Ma tacque, chinò la sua lunga schiena, prese in terra la brocca, e me la porse. M’avvidi pigliandola, ch’ei tremava, e attribuendo quel tremito alla sua vecchiezza, un misto di pietà e di reverenza temperò il mio orgoglio.
— Quanti anni avete? gli dissi con voce amorevole.
— Settantaquattro, signore: ho già veduto molte sventure e mie ed altrui. —
Questo cenno sulle sventure sue ed altrui fu accompagnato da nuovo tremito, nell’atto ch’ei ripigliava la brocca; e dubitai fosse effetto, non della sola età, ma d’un certo nobile perturbamento. Siffatto dubbio cancellò dall’anima mia l’odio che il suo primo aspetto m’aveva impresso.

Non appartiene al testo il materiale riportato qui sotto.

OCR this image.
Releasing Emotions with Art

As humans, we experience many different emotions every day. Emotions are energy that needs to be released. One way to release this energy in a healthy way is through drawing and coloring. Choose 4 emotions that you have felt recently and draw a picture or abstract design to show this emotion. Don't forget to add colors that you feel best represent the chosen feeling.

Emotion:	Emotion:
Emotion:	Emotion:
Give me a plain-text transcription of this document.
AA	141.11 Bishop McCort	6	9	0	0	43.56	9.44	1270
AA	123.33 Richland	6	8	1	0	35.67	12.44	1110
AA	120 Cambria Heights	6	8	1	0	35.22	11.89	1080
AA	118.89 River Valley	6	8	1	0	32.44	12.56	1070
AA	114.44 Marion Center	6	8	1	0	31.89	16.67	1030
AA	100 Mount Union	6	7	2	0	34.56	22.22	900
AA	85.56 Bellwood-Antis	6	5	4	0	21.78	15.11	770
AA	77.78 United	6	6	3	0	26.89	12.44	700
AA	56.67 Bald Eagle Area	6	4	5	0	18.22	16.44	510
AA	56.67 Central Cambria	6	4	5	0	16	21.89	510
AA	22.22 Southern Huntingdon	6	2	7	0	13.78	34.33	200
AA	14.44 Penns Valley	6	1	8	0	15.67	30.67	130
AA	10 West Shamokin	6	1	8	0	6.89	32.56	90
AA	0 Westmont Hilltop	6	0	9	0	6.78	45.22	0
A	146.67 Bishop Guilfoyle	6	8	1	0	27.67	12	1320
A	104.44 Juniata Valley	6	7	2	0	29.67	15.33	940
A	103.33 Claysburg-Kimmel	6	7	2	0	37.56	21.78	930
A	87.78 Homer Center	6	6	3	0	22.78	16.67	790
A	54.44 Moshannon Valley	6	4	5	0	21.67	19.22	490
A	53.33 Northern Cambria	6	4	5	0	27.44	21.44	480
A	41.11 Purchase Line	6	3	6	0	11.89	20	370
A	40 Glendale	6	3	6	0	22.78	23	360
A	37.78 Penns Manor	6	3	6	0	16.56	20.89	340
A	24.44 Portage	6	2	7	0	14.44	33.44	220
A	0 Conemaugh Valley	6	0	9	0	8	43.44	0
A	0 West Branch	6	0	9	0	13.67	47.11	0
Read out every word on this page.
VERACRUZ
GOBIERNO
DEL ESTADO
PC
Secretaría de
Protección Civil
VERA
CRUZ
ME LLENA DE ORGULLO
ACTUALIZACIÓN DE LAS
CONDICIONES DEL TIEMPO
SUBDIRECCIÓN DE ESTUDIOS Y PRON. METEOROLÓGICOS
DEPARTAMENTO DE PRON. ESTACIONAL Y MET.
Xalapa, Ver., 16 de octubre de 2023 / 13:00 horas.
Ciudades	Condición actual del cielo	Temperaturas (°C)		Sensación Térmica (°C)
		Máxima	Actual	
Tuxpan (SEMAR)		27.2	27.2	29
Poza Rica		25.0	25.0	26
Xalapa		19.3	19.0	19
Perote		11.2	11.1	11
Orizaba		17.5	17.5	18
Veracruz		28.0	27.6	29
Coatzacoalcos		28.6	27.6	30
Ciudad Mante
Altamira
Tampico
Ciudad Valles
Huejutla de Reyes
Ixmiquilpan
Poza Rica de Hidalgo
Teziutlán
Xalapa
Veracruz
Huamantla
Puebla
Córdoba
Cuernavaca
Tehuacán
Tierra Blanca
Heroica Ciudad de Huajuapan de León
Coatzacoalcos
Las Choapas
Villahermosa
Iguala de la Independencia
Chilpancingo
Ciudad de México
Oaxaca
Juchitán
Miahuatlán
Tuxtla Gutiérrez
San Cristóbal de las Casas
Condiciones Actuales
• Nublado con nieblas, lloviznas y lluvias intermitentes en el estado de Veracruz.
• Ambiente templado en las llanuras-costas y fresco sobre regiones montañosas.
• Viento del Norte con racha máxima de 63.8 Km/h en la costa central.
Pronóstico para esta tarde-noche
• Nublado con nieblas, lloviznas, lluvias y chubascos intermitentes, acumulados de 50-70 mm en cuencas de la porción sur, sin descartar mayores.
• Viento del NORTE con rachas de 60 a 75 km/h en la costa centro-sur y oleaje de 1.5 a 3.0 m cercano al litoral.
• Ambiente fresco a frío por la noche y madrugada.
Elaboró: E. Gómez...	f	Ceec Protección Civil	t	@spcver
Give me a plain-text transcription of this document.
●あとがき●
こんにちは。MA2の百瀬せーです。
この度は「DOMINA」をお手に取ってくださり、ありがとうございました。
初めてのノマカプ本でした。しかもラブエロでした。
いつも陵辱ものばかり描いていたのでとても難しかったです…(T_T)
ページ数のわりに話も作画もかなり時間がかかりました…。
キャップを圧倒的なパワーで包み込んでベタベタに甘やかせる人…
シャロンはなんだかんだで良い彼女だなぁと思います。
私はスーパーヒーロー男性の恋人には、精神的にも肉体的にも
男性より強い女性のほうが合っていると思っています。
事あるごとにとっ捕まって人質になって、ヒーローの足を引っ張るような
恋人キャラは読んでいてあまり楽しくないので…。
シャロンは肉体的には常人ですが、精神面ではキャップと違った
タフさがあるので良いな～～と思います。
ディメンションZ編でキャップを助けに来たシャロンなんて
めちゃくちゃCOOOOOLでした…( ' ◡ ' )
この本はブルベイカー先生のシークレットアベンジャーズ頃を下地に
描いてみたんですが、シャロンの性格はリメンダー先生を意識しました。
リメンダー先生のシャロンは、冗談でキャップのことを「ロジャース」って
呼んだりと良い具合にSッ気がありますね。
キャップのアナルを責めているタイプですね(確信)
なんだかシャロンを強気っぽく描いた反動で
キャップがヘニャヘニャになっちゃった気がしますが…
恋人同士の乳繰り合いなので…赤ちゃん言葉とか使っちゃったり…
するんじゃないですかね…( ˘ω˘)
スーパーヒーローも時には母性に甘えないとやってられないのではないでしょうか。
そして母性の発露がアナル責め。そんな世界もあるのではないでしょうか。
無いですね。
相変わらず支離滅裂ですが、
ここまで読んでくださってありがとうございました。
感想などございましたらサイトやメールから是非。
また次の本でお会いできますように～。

— Come vi chiamate? gli dissi.
— La fortuna, signore, si burlò di me, dandomi il nome d’un grand’uomo. Mi chiamo Schiller. —
Indi in poche parole mi narrò qual fosse il suo paese, quale l’origine, quali le guerre vedute, e le ferite riportate.
Era svizzero, di famiglia contadina: avea militato contro a’ Turchi sotto il general Laudon a’ tempi di Maria Teresa e di Giuseppe II, indi in tutte le guerre dell’Austria contro alla Francia, sino alla caduta di Napoleone.